Bitcoin has enjoyed steady growth for the last couple of years, but other currencies are emerging to potentially be better investment options than Bitcoin. For example, Ethereum has been seeing a faster adoption rate than Bitcoin since 2019. 

Though this market is considered risky, it has attracted a large number of users and investors. Deciding if cryptocurrency will be a good investment in 2022 will depend on your financial capabilities, interest, and portfolio. 

If you’re looking to diversify your investment portfolio with something other than traditional investments, it may be a good idea to look into cryptocurrency investments. Deciding which currency to invest in will be your next thing to consider. 

Can You Hold Crypto in an IRA? 

As we have mentioned, the primary, and possibly only logical way to hold cryptocurrency in an IRA is for it to be a self-directed Individual Retirement Account. While you may be able to hold cryptocurrencies in your Roth IRA or 401(k) plans, most of these options are not very friendly to alternative assets like crypto or gold. 

If you don’t already have a self-directed IRA, you can transfer capital from your current retirement account to an account set up by a self-directed IRA custodian. 

Optionally, you can invest with Bitcoin IRA which launched back in May 2016. The company offers investors the tax advantages of an IRA coupled with the return of a high-risk, high-reward alternative asset class.
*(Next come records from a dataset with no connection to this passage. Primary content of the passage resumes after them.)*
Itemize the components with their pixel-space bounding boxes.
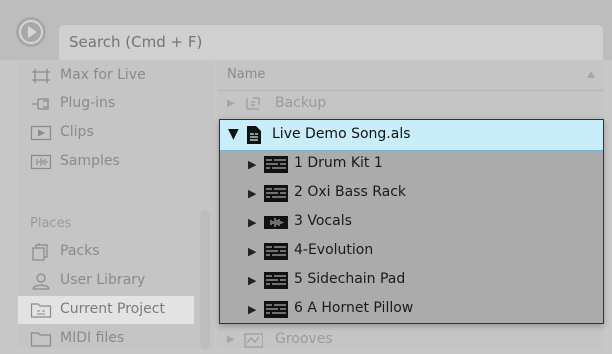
live-set-icon	[247, 126, 261, 144]
sidebar-item-label: Samples	[60, 153, 120, 169]
packs-icon	[32, 243, 48, 261]
rack-icon	[264, 243, 288, 260]
set-contents-popup: ▼ Live Demo Song.als ▶ 1 Drum Kit 1 ▶ 2 …	[219, 119, 604, 324]
groove-icon	[244, 333, 263, 348]
expand-arrow-icon[interactable]: ▶	[248, 158, 256, 171]
sidebar-item-label: MIDI files	[60, 330, 125, 346]
places-heading: Places	[30, 216, 72, 231]
folder-icon	[30, 332, 52, 347]
track-row[interactable]: ▶ 6 A Hornet Pillow	[220, 295, 603, 324]
track-label: 5 Sidechain Pad	[294, 271, 406, 287]
user-icon	[32, 273, 50, 290]
list-item-label: Grooves	[275, 331, 333, 347]
expand-arrow-icon[interactable]: ▶	[248, 303, 256, 316]
sidebar-item-label: User Library	[60, 272, 146, 288]
preview-play-button[interactable]	[16, 17, 46, 47]
name-column-header[interactable]: Name	[217, 60, 604, 91]
sidebar-item-current-project[interactable]: Current Project	[18, 296, 194, 324]
track-row[interactable]: ▶ 4-Evolution	[220, 237, 603, 266]
track-label: 4-Evolution	[294, 242, 374, 258]
expand-arrow-icon[interactable]: ▶	[248, 187, 256, 200]
search-input[interactable]	[69, 33, 569, 51]
track-row[interactable]: ▶ 1 Drum Kit 1	[220, 150, 603, 179]
expand-arrow-icon[interactable]: ▶	[248, 245, 256, 258]
list-item[interactable]: ▶ Grooves	[227, 326, 604, 354]
list-item-label: Backup	[275, 95, 327, 111]
list-item[interactable]: ▶ Backup	[227, 90, 604, 118]
sidebar-item-packs[interactable]: Packs	[18, 238, 198, 266]
sample-icon	[30, 154, 52, 170]
plug-in-icon	[32, 98, 49, 110]
popup-file-row[interactable]: ▼ Live Demo Song.als	[220, 120, 603, 151]
sidebar-item-label: Clips	[60, 124, 94, 140]
sidebar-item-label: Packs	[60, 243, 100, 259]
track-row[interactable]: ▶ 2 Oxi Bass Rack	[220, 179, 603, 208]
rack-icon	[264, 272, 288, 289]
sort-ascending-icon	[587, 71, 595, 78]
expand-arrow-icon[interactable]: ▶	[248, 216, 256, 229]
rack-icon	[264, 156, 288, 173]
popup-file-name: Live Demo Song.als	[272, 126, 411, 142]
audio-track-icon	[264, 216, 288, 229]
rack-icon	[264, 301, 288, 318]
track-row[interactable]: ▶ 3 Vocals	[220, 208, 603, 237]
expand-arrow-icon[interactable]: ▶	[227, 334, 235, 345]
max-for-live-icon	[32, 69, 50, 83]
sidebar-scrollbar[interactable]	[200, 210, 210, 350]
column-header-label: Name	[227, 67, 266, 82]
backup-icon	[246, 97, 260, 110]
rack-icon	[264, 185, 288, 202]
search-box[interactable]	[58, 24, 604, 60]
project-folder-icon	[30, 303, 52, 318]
sidebar-item-plug-ins[interactable]: Plug-ins	[18, 90, 198, 118]
sidebar: Max for Live Plug-ins Clips Samples Plac…	[18, 60, 214, 350]
track-label: 1 Drum Kit 1	[294, 155, 383, 171]
collapse-arrow-icon[interactable]: ▼	[228, 126, 239, 142]
expand-arrow-icon[interactable]: ▶	[248, 274, 256, 287]
track-label: 2 Oxi Bass Rack	[294, 184, 407, 200]
expand-arrow-icon[interactable]: ▶	[227, 98, 235, 109]
track-label: 6 A Hornet Pillow	[294, 300, 414, 316]
sidebar-item-clips[interactable]: Clips	[18, 119, 198, 147]
sidebar-item-label: Max for Live	[60, 67, 146, 83]
track-row[interactable]: ▶ 5 Sidechain Pad	[220, 266, 603, 295]
sidebar-item-label: Current Project	[60, 301, 165, 317]
sidebar-item-user-library[interactable]: User Library	[18, 267, 198, 295]
sidebar-item-samples[interactable]: Samples	[18, 148, 198, 176]
sidebar-item-label: Plug-ins	[60, 95, 116, 111]
play-icon	[19, 20, 43, 44]
clip-icon	[30, 125, 52, 141]
sidebar-item-max-for-live[interactable]: Max for Live	[18, 62, 198, 90]
browser-toolbar	[0, 0, 612, 60]
track-label: 3 Vocals	[294, 213, 352, 229]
This is just like other IRAs but instead of being funded by gold, cash, or bond, it’s funded by Bitcoin. 

Bitcoin IRA doesn’t just deal with Bitcoin. It also includes a long list of other cryptocurrencies including Ethereum and Litecoin. 

Economic uncertainties, especially in view of the pandemic and how the market will react to it, should come into play when you’re considering investing your retirement into cryptocurrency. Though it’s not too late to get into the game, the cryptocurrency market is still considered highly volatile and will continue to be so for several years. 

As with any investments, if you are financially capable and have done your research, investing your retirement funds into cryptocurrency might not be a bad idea.